We often get asked by newbie investors what the Official Cash Rate is and how it affects property investors.  

Leaving the nitty-gritty details to the real experts, the Official Cash Rate (“the OCR”) can largely be explained thus: 

One of the key functions of The Reserve Bank Of New Zealand (“RBNZ”) is to manage a sound a dynamic economy focusing one three key fundamentals: sustainable growth, stable prices, and full employment. For eight times a year, the RBNZ monitors these performance fundamentals by adjusting the OCR.  Primarily  to influence inflation, the OCR is also used to stimulate or cool the economy.  

When RBNZ lowers the OCR, Kiwi banks are encouraged to lower their interest rates on mortgages and loans in order to encourage lending.  Borrowing money becoming cheaper therefore spending and investment will increase.  There is also more money in the economy which has an effect of driving up prices.  

When RBNZ puts up the OCR, the reverse happens.  Higher mortgage, loan AND saving rates means that people are encourage to lower spending and increase saving therefore driving prices down and easing inflation.  When interest rates go up, overseas investors will be more likely to buy NZ dollars or invest here causing an initial rise in the exchange rate.  However, over time, the increase in interest rate can lower economic growth making Kiwi-Land a less attractive option for offshore investors. 

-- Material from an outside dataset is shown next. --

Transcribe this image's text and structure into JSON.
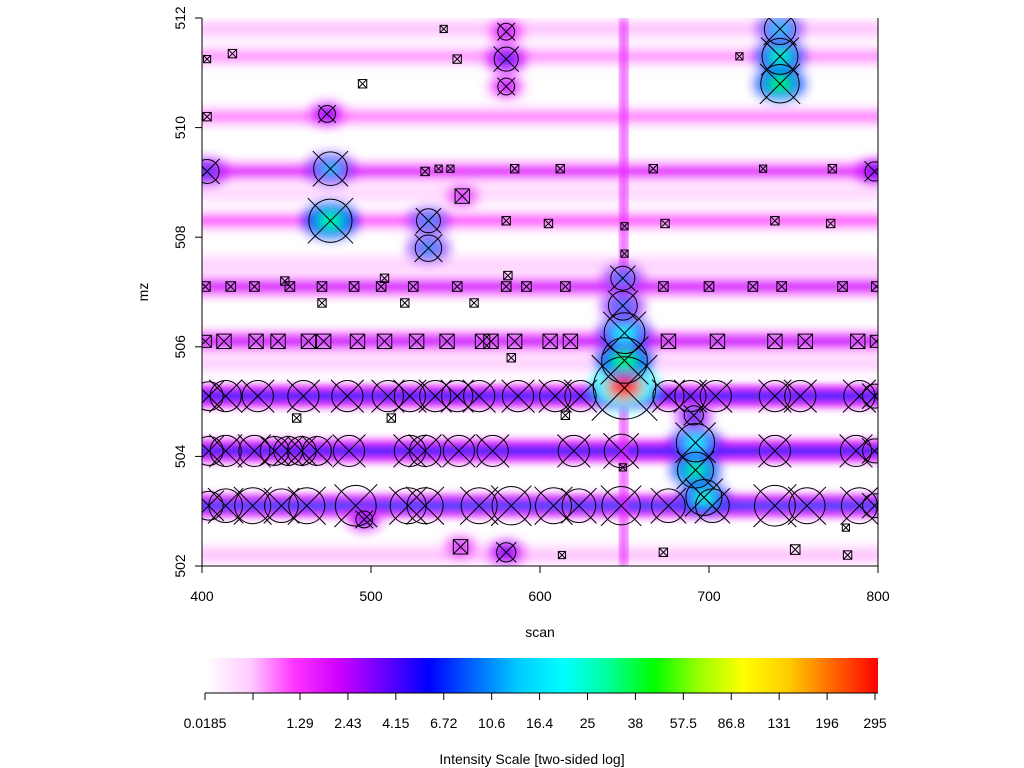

The main role of the RBNZ is to keep prices stable through inflation targeting.  The current target is to keep inflation between 1-3%.  The RBNZ is constantly gathering information about the economy and uses OCR to manage inflation. 

For us everyday folks the OCR is relevant insofar as the higher the interest rate the more conservative we have to be with our spending and the lower the interest rate the easier it is for property investors to expand our portfolios.